First memory supports a standard set of commands, which include the need to read, write, delete pages, erasing sectors, deleting the whole chip, lock, unlock, identifying the manufacturer and type of chip JEDEC, reading the status register, ... Some commands are byte, others have parameters and data. Some memory corresponds sending data to another Sun For more details see datasheet for specific memory.

Further step was therefore write functions for sending and receiving bytes and data blocks, and finally processing functions commands of Flash memory. The current version of the program allows you to identify the type of memory / i, to read and display the data block of a given size from a given address / r, read the entire file into memory / d, the entire program memory from / p, delete the entire memory / ea unlock write protect bits / u . Other parameters / L = Adjustable base address of LPT / d = extension of SCK pulse in microseconds (except Windows version, where there is no timer with a higher resolution than 1 ms). The download package are 3 versions for DOS, Windows and Linux.
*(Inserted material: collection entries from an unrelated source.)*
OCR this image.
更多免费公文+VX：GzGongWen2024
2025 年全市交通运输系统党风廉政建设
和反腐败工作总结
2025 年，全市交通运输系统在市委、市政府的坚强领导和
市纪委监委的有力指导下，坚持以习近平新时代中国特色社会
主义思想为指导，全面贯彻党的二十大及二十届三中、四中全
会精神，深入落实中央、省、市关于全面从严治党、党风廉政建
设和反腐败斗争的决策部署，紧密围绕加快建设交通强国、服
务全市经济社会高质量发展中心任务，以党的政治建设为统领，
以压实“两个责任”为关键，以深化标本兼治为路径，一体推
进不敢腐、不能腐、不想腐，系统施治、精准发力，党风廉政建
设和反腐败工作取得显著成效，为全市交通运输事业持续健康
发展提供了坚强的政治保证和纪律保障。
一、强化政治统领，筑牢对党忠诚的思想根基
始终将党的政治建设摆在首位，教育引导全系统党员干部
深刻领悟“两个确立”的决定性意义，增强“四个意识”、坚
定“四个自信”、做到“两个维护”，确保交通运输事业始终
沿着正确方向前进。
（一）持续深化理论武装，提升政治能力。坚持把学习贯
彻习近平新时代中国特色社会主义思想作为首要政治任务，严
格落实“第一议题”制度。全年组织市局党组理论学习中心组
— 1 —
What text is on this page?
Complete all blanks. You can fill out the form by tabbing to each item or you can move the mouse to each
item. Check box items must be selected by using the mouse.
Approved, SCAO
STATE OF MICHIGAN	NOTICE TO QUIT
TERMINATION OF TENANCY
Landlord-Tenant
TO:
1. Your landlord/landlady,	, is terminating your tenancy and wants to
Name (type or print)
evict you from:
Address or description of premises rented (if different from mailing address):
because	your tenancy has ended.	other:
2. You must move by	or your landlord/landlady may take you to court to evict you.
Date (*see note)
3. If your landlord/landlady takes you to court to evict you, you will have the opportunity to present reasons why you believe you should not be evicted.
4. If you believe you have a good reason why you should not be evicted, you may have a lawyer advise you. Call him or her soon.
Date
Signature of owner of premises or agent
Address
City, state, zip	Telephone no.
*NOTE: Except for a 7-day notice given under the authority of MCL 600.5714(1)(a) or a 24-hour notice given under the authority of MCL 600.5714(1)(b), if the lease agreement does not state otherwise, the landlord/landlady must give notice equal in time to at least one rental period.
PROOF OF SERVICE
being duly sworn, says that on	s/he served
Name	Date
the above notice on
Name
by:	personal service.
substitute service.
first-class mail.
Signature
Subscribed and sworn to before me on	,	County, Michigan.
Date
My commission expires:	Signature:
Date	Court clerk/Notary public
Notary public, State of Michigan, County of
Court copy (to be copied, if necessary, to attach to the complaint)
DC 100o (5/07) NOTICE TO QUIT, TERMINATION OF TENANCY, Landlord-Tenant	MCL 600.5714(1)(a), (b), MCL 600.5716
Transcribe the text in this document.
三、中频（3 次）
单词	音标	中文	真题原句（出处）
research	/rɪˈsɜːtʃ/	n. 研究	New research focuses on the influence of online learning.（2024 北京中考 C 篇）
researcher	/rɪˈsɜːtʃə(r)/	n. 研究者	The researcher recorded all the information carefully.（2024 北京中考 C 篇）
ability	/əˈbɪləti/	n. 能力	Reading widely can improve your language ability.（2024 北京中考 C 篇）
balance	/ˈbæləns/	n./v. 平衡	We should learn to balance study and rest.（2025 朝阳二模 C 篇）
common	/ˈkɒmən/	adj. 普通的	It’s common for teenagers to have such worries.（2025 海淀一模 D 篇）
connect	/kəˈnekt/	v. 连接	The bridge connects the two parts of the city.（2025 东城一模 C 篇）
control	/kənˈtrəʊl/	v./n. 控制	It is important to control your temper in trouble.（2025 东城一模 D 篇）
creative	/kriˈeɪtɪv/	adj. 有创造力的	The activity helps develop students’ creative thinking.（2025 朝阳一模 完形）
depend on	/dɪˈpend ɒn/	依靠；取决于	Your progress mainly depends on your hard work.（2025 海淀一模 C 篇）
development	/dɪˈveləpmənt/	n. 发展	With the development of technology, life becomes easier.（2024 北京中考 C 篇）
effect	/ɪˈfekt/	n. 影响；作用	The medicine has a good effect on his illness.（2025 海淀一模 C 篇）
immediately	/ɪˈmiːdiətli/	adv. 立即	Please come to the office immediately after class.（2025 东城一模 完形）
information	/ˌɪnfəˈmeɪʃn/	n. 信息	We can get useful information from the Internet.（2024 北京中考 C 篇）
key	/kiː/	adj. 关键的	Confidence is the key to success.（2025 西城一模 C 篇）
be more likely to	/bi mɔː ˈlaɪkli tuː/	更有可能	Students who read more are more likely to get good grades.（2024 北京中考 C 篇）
Due to the limited speed of LPT and serial transmission method takes a read or write tens of seconds to minutes. Chip erase time depends on the speed of the internal mechanisms in memory and takes about units to tens of seconds. Faster communication could be achieved using microcontroller, preferably with a hardware SPI controller, which communicates with the PC either 8-bit after LPT or USB. Sample event program memory M25P32 Wed: More information at Rayer's Blog.